Seorang cowok yang memunggunginya sedang bertanya-tanya pada penjaga toko buku. Febri yang sedikit bisa mendengarnya tampak salut dengan keholikannya tentang buku Kahlil Gibran.
"Mbak, kalo sastra Inggrisnya ada nggak, Mbak? Saya kurang suka yang versi terjemahan Indonesia, kurang ngeh aja artinya," kata cowok itu yang sepertinya sedang mencari buku Gibran versi aslinya yang dalam bahasa Inggris itu. Pastinya cowok tersebut mahir sekali dalam berbahasa Inggris. Febri semakin salut mendengarnya.
"Oh, maaf, Mas, di sini buku versi asli adanya cuma buku Sherlock Holmes. Kalo Kahlil Gibran masih belum ada. Coba cari di pusat kota, kayaknya ada, Mas." Pegawai itu berjalan dengan cowok itu mendekat dan berhenti tepat di sebelah Febri. Pegawai itu menunjukkan kumpulan buku Gibran versi Indonesia.
"Sherlock Holmes saya sudah punya banyak," jawab cowok itu.
Ternyata Sherlockian juga ya? Kok sama sih? Keren deh. Febri menertawai kesamaannya dengan cowok di sampingnya dalam hati. Cewek itu menjadi lebih terfokuskan pada obrolan cowok di sampingnya daripada buku yang digenggamnya. Menurutnya, mendengarkan persamaan orang lain dengan dirinya itu menarik. Kita seolah dapat melihat diri kita sendiri di dalam diri orang lain.
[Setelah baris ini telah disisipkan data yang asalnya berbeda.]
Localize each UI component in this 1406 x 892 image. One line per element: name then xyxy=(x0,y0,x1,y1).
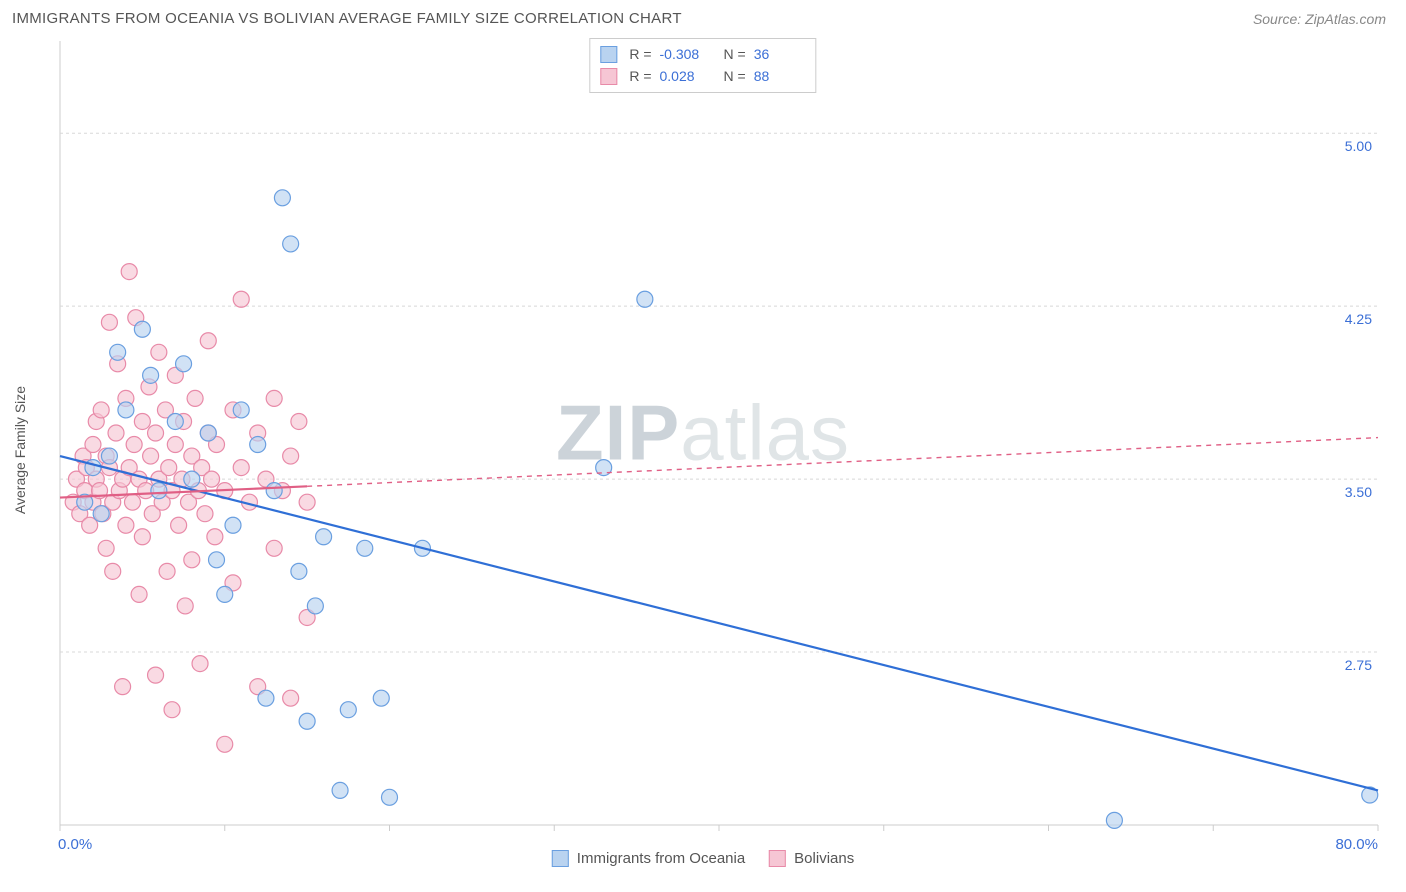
data-point-bolivians xyxy=(266,390,282,406)
data-point-bolivians xyxy=(266,540,282,556)
data-point-oceania xyxy=(307,598,323,614)
data-point-bolivians xyxy=(217,736,233,752)
data-point-oceania xyxy=(93,506,109,522)
data-point-oceania xyxy=(382,789,398,805)
data-point-bolivians xyxy=(291,413,307,429)
data-point-oceania xyxy=(118,402,134,418)
data-point-oceania xyxy=(250,437,266,453)
data-point-oceania xyxy=(637,291,653,307)
data-point-oceania xyxy=(332,782,348,798)
data-point-oceania xyxy=(266,483,282,499)
data-point-bolivians xyxy=(124,494,140,510)
data-point-oceania xyxy=(200,425,216,441)
data-point-bolivians xyxy=(164,702,180,718)
data-point-bolivians xyxy=(177,598,193,614)
x-min-label: 0.0% xyxy=(58,836,92,853)
data-point-oceania xyxy=(258,690,274,706)
data-point-bolivians xyxy=(283,448,299,464)
data-point-oceania xyxy=(110,344,126,360)
data-point-bolivians xyxy=(105,563,121,579)
data-point-bolivians xyxy=(115,679,131,695)
data-point-bolivians xyxy=(93,402,109,418)
y-axis-label: Average Family Size xyxy=(12,386,28,514)
chart-container: Average Family Size 2.75 3.50 4.25 5.00 0.0%… xyxy=(12,35,1394,865)
data-point-bolivians xyxy=(161,460,177,476)
data-point-oceania xyxy=(233,402,249,418)
data-point-oceania xyxy=(299,713,315,729)
r-value-bolivians: 0.028 xyxy=(660,65,712,87)
swatch-oceania-icon xyxy=(552,850,569,867)
data-point-bolivians xyxy=(187,390,203,406)
data-point-bolivians xyxy=(171,517,187,533)
data-point-bolivians xyxy=(192,656,208,672)
data-point-bolivians xyxy=(126,437,142,453)
data-point-oceania xyxy=(316,529,332,545)
data-point-bolivians xyxy=(159,563,175,579)
swatch-bolivians xyxy=(600,68,617,85)
data-point-bolivians xyxy=(151,344,167,360)
legend-item-bolivians: Bolivians xyxy=(769,850,854,867)
correlation-legend: R = -0.308 N = 36 R = 0.028 N = 88 xyxy=(589,38,816,93)
series-legend: Immigrants from Oceania Bolivians xyxy=(552,850,854,867)
data-point-bolivians xyxy=(101,314,117,330)
scatter-chart: 2.75 3.50 4.25 5.00 0.0% 80.0% xyxy=(12,35,1394,865)
data-point-bolivians xyxy=(85,437,101,453)
data-point-oceania xyxy=(291,563,307,579)
data-point-oceania xyxy=(184,471,200,487)
y-tick-label: 5.00 xyxy=(1345,138,1372,154)
legend-row-oceania: R = -0.308 N = 36 xyxy=(600,43,805,65)
data-point-bolivians xyxy=(134,529,150,545)
data-point-bolivians xyxy=(148,425,164,441)
data-point-bolivians xyxy=(207,529,223,545)
swatch-bolivians-icon xyxy=(769,850,786,867)
data-point-oceania xyxy=(176,356,192,372)
data-point-bolivians xyxy=(200,333,216,349)
data-point-bolivians xyxy=(148,667,164,683)
data-point-bolivians xyxy=(131,586,147,602)
data-point-bolivians xyxy=(118,517,134,533)
data-point-oceania xyxy=(283,236,299,252)
data-point-bolivians xyxy=(108,425,124,441)
data-point-oceania xyxy=(274,190,290,206)
y-tick-label: 2.75 xyxy=(1345,657,1372,673)
y-tick-label: 4.25 xyxy=(1345,311,1372,327)
data-point-bolivians xyxy=(134,413,150,429)
data-point-oceania xyxy=(373,690,389,706)
y-tick-label: 3.50 xyxy=(1345,484,1372,500)
legend-item-oceania: Immigrants from Oceania xyxy=(552,850,745,867)
data-point-oceania xyxy=(225,517,241,533)
data-point-bolivians xyxy=(121,264,137,280)
source-label: Source: ZipAtlas.com xyxy=(1253,11,1386,27)
x-max-label: 80.0% xyxy=(1335,836,1378,853)
data-point-bolivians xyxy=(143,448,159,464)
data-point-oceania xyxy=(340,702,356,718)
data-point-bolivians xyxy=(204,471,220,487)
data-point-oceania xyxy=(134,321,150,337)
r-value-oceania: -0.308 xyxy=(660,43,712,65)
legend-row-bolivians: R = 0.028 N = 88 xyxy=(600,65,805,87)
data-point-oceania xyxy=(143,367,159,383)
data-point-oceania xyxy=(209,552,225,568)
n-value-oceania: 36 xyxy=(754,43,806,65)
data-point-oceania xyxy=(217,586,233,602)
data-point-oceania xyxy=(101,448,117,464)
chart-title: IMMIGRANTS FROM OCEANIA VS BOLIVIAN AVER… xyxy=(12,10,682,27)
n-value-bolivians: 88 xyxy=(754,65,806,87)
data-point-bolivians xyxy=(233,460,249,476)
data-point-bolivians xyxy=(197,506,213,522)
data-point-bolivians xyxy=(184,552,200,568)
data-point-bolivians xyxy=(299,494,315,510)
swatch-oceania xyxy=(600,46,617,63)
data-point-bolivians xyxy=(283,690,299,706)
data-point-bolivians xyxy=(98,540,114,556)
data-point-oceania xyxy=(1106,812,1122,828)
data-point-bolivians xyxy=(233,291,249,307)
data-point-oceania xyxy=(167,413,183,429)
data-point-oceania xyxy=(151,483,167,499)
data-point-bolivians xyxy=(167,437,183,453)
trend-line-oceania xyxy=(60,456,1378,790)
data-point-oceania xyxy=(357,540,373,556)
"Lah? Kok malah buku-buku Wattpad, Mbak? Yaudah deh, makasih, Mbak, ini bukunya saya kasihkan adik saya aja deh," kata cowok tersebut sambil tertawa. Lalu pegawai itu kembali membiarkan cowok tersebut sedang melihat-lihat koleksi buku di depannya.
Febri adalah cewek yang penuh dengan rasa penasaran. Setiap hari di otaknya hanyalah berisi sebuah filosofi-filosofi yang diciptanya sendiri. Terkadang, dalam lamunannya terdapat pertanyaan-pertanyaan ilmiah yang ingin ia pecahkan. Karena itu tak jarang mamski dan papskinya melihat Febri sering berbicara sendiri di dalam kamar.